Young Helms went to a rural school near Hopewell, where he grew up, and then moved to Salem, Missouri, to attend high school and worked as a reporter for the Salem News to help pay his way through school. Bitten by the newspaper/printing bug, Helms moved to Springfield in the mid 1920s to attend the teachers' college there and worked in a print shop in Springfield while going to school.
Around the end of 1926 or beginning of 1927, Helms moved to West Plains and worked as a printer there for a few weeks. He was soon back in Springfield, where he gave an interview to a Kansas City newspaper in mid-January 1927. In additional to discussing other topics, he said he had been hounded all his life by unwanted notoriety related to the sensational story of his infancy. He admitted that he had often wondered who his biological parents were and had even tried for a long time to find them, but he said he no longer cared and that Mr. Helms and his wife were his real parents. Helms expressed a desire to one day buy "a little printing business" of his own.

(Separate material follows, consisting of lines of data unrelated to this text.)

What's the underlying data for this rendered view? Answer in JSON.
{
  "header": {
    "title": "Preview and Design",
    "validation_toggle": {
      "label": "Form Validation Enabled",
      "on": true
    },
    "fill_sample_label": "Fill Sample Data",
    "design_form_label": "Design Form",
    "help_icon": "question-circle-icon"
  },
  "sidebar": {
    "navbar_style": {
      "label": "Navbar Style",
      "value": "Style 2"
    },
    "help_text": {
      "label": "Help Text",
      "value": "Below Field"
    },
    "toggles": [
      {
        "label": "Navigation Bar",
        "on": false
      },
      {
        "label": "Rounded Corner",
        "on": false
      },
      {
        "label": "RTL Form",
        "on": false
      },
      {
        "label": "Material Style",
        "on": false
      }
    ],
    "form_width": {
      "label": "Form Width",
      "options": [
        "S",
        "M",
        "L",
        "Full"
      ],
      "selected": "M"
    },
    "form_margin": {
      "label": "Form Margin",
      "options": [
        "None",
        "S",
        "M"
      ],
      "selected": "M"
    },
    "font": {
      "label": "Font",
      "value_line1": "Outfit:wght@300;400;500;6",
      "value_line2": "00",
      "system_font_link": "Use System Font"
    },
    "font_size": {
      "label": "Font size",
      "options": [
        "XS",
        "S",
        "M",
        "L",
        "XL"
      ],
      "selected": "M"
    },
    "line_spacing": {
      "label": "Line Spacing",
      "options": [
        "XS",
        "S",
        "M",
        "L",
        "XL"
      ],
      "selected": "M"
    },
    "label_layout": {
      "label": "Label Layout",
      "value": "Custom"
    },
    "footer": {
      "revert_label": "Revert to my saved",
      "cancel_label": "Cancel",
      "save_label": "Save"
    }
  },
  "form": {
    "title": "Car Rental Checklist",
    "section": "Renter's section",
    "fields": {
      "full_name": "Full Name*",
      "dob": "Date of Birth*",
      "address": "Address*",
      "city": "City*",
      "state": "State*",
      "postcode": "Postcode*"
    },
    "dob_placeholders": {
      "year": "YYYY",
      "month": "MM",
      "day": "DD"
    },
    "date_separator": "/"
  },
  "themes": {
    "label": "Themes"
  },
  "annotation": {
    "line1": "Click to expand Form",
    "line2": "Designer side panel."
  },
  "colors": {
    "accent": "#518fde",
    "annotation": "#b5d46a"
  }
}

Helms's second sojourn in Springfield proved brief, as he left town around the end of January 1927 to take a printing job in Tulsa, Oklahoma. By late March of the same year, however, he was once again back in Springfield.

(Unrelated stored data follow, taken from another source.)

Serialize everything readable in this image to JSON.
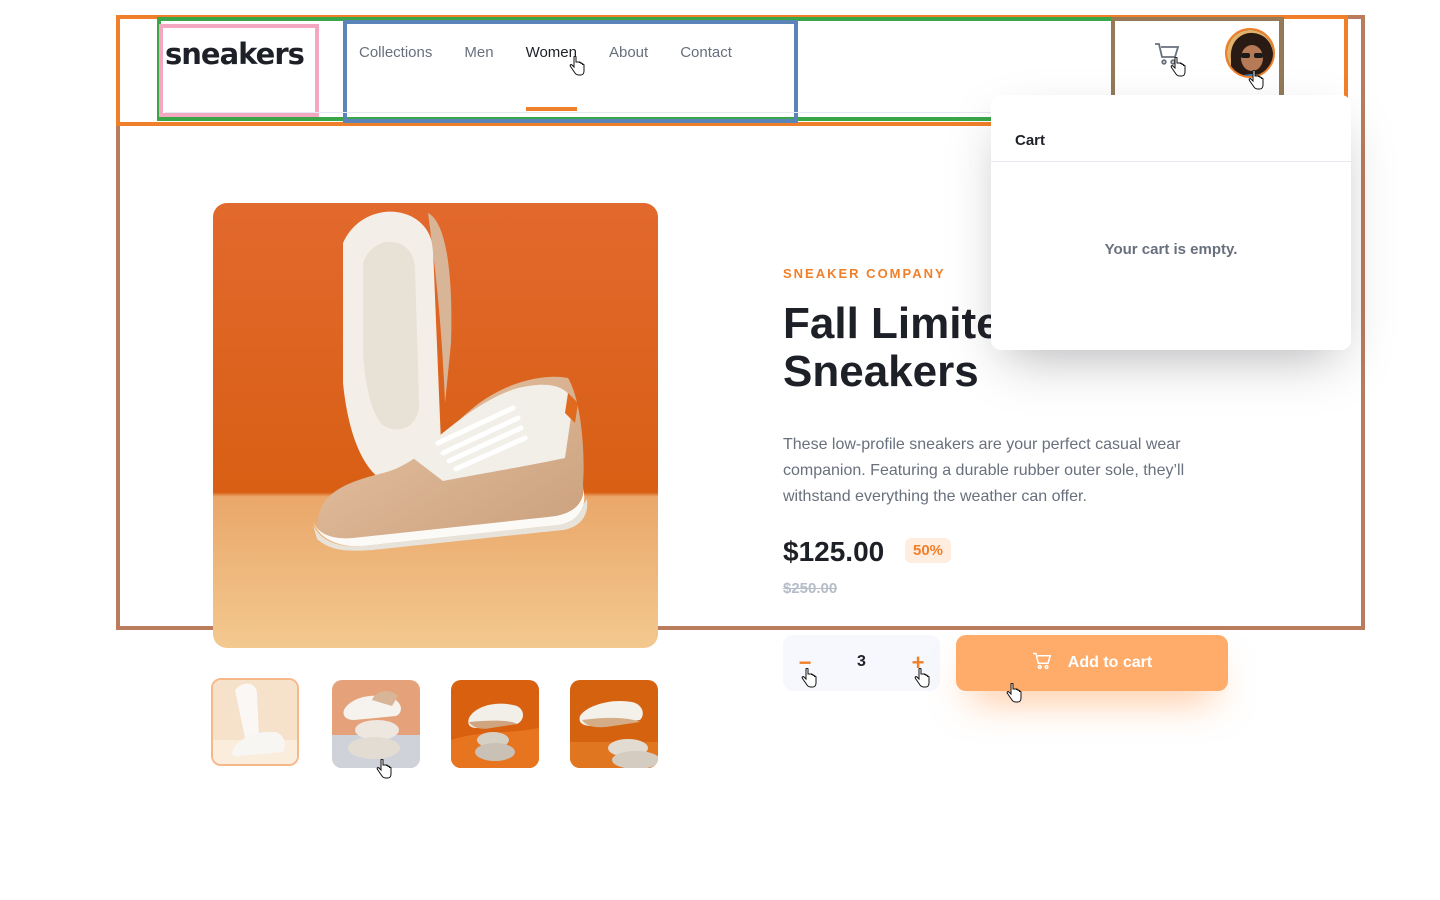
{
  "header": {
    "logo": "sneakers",
    "nav": [
      "Collections",
      "Men",
      "Women",
      "About",
      "Contact"
    ],
    "active_nav": "Women"
  },
  "cart": {
    "title": "Cart",
    "empty_message": "Your cart is empty."
  },
  "product": {
    "company": "SNEAKER COMPANY",
    "title": "Fall Limited Edition Sneakers",
    "description": "These low-profile sneakers are your perfect casual wear companion. Featuring a durable rubber outer sole, they’ll withstand everything the weather can offer.",
    "price": "$125.00",
    "discount": "50%",
    "old_price": "$250.00",
    "quantity": "3",
    "minus_label": "−",
    "plus_label": "+",
    "add_to_cart_label": "Add to cart"
  },
  "icons": {
    "cart": "cart-icon",
    "avatar": "avatar",
    "pointer": "hand-pointer-icon"
  },
  "colors": {
    "accent": "#f07f2a",
    "accent_light": "#ffede0",
    "button": "#ffab6a",
    "text_dark": "#1d2026",
    "text_muted": "#69707d"
  }
}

It may have been during this trip back to Missouri that Helms realized his dream of owning a "little printing business" of his own because sometime in the first half of 1927 he purchased a newspaper at Fair Grove, a small town 15 miles north of Springfield. What's known for sure is that Helms was fairly well established as editor and publisher of the Fair Grove Journal by August of 1927, when his position in Fair Grove was noted in Springfield newspapers.

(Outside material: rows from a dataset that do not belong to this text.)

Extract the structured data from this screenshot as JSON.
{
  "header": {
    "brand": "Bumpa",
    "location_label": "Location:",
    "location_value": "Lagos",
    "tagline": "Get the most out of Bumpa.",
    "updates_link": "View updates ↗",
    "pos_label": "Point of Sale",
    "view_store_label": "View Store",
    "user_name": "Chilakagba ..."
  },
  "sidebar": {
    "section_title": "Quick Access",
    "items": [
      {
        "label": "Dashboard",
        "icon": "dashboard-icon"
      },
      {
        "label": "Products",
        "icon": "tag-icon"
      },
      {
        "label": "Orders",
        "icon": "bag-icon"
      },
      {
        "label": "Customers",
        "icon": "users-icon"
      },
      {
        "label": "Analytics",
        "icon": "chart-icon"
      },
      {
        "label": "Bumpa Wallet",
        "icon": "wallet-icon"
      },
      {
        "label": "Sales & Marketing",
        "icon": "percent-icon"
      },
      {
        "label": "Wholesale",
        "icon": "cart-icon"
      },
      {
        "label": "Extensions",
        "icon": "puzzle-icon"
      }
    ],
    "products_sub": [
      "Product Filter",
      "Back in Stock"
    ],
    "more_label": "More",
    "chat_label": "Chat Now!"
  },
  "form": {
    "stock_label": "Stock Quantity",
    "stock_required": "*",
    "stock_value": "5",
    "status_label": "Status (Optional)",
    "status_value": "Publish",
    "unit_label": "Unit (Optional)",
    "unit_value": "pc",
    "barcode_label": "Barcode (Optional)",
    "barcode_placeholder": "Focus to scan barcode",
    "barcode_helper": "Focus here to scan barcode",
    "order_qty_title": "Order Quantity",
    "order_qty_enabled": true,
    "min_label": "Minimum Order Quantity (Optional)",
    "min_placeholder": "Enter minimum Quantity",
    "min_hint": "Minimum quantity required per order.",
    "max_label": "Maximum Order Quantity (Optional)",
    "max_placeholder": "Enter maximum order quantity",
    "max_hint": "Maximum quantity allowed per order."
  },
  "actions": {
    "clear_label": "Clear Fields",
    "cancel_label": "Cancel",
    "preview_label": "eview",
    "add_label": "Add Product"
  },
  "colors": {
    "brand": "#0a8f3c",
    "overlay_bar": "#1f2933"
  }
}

In Fair Grove, Helms boarded with the Yandell family, and he took out a loan from the Fair Grove Bank to purchase the newspaper business He made the acquaintance of bank cashier J. I. Grant and other prominent citizens of the community and took an active part in civic affairs. He also participated in church activities, including as a leader in the Epworth League (a Methodist group for young adults) and was well liked in the town. In April of 1928, Helms visited Springfield with Cashier Grant and two other prominent Fair Grove citizens, as noted by the Springfield Leader.
On November 3, 1928, Helms up and left Fair Grove without giving notice to anyone. He left owing the Yandells $101 for board and owing the bank $511 for the mortgage it held on the newspaper plant. Several half-completed jobs were stacked about the printing office. His "sudden departure," said the Springfield Daily News, "comes not only as a surprise but as a shock to the entire community."
Where Helms had gone and why was a complete mystery until Cashier Grant received a letter from the absconder on November 14. Dated November 12 and posted at Eufaula, Oklahoma, Helms told Bryant to take back the printing plant as payment of the $511 debt because he "never expected to see Fair Grove again." He also gave instructions for the return of some "boiler plate" type to a Kansas City syndicate.
In late November, the Yandells also received a letter from Helms, postmarked Houston, Texas, promising to pay the debt he owed them for room and board.
Rumors circulated as to what caused Helms to leave Fair Grove so suddenly and as to what his future plans might be. One Springfield acquaintance said Helms had told him he was going to South America. Other friends said Helms had a girlfriend in St. Louis and that they were planning to get married but that he had recently received a letter from her saying she'd changed her mind. This heartbreak, his friends speculated, had caused Helms to "give up his efforts at making a success." Still others suggested that Helms had quit Fair Grove so suddenly simply because he was frustrated that he'd been unable to live up to the high expectations of success he held when he first moved there and purchased the newspaper.
The suggestion of a St. Louis connection seemingly had some validity, because Helms did later marry a young woman in the St. Louis area, but whether she was the same one his Springfield friends had mentioned is not known. The couple subsequently moved to Texas, where they had one child. William Helms, the Iron Mountain Baby, died in Texas in 1953 and was brought back to Missouri and buried in a cemetery not far from the place where he'd been thrown from a train over fifty years earlier.